The involvement of such high-profile participants implied both quality and commitment. And the programmes throughout the prisons, in collaboration with the permanent education teams, meant that the offenders were involved at every stage of every project, from building an opera from scratch at Shotts prison, to drama productions in Greenock, Barlinnie and the open prison estate. Professional artist- led programmes of self portraits in five jails were led by the National Galleries.

As SPS spokesman Tom Fox told me, "you might almost call it learning by stealth. A lot of people have had difficulties with the education system in the past, but the arts allowed them to get really enthused and involved in way which wouldn't have happened in a more traditional learning environment".

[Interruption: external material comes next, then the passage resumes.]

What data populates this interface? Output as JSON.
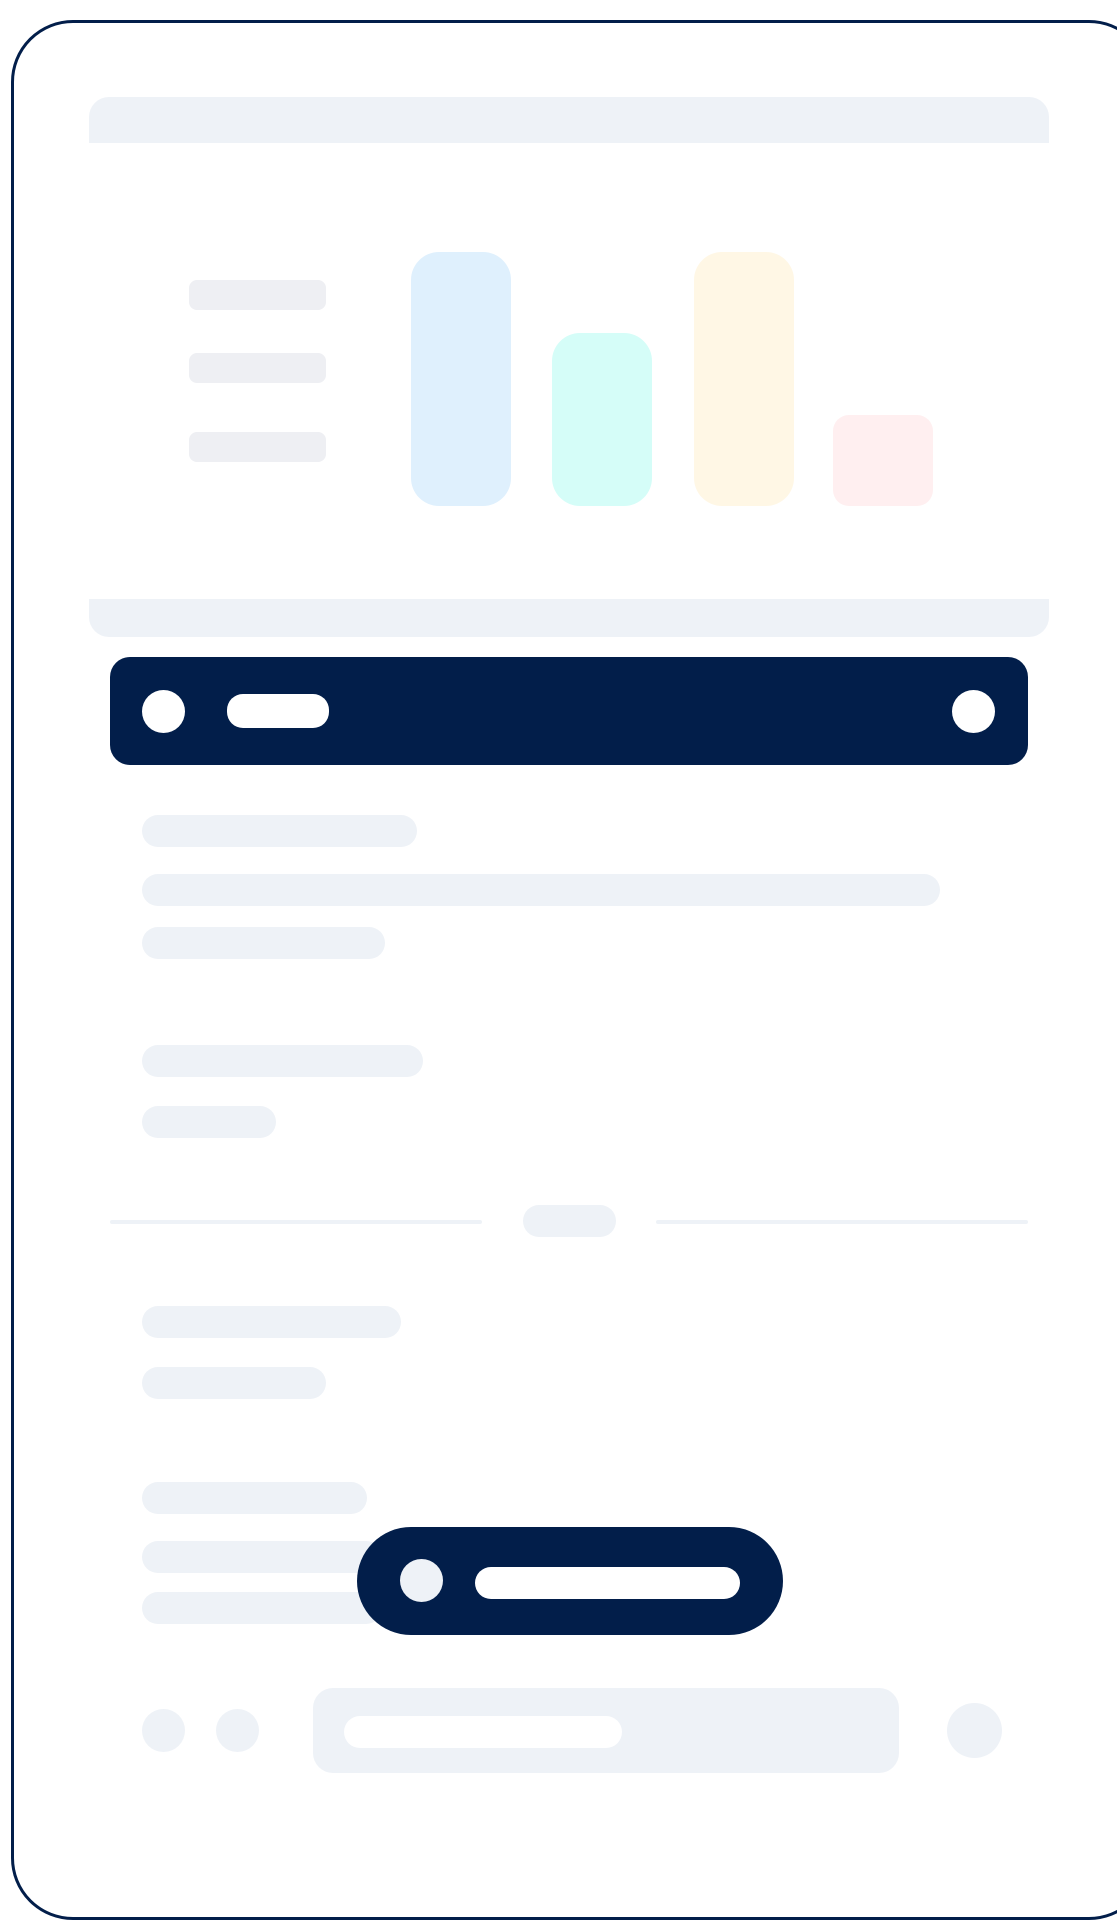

That's a view echoed by Joan Parr, who heads up Creative Scotland's education team, which has just fielded tenders for the new three-year programme. "Along with our partners, we're confident that they will result in positive change. We want to build on previous success and make the arts a permanent and common part of work that takes place in prisons and criminal justice settings all over Scotland. The new projects are positive and practical and will change lives for the better."

Yet maybe the last word should go to someone with what you might call an inside view of these proceedings. Most film fans will know Paul Brannigan as Robbie in The Angel's Share, the film role which brought him a Bafta.

But he grew up among gangland violence in a family with drug addiction problems, and himself became a repeat offender and finally an inmate at Polmont Young Offenders Institution.

He arrived there a scared lad just turned 17. But he got into an art class. "Some of the paintings were outstanding and truly inspirational, young dads working for months on a piece of art to give their children," he recalls. He went from there to a rehabilitation unit which also ran arts-based classes – when he first got in front of a camera.

"Art in prison is something that should be taken seriously as it can be life-changing," he says now. "Sometimes you need to give people a chance and if they want to make a change this is the perfect environment to nurture and encourage individuals to find that spark inside."

Paul found that spark, found a purpose, found a new life. He's special. But, importantly, he's not unique.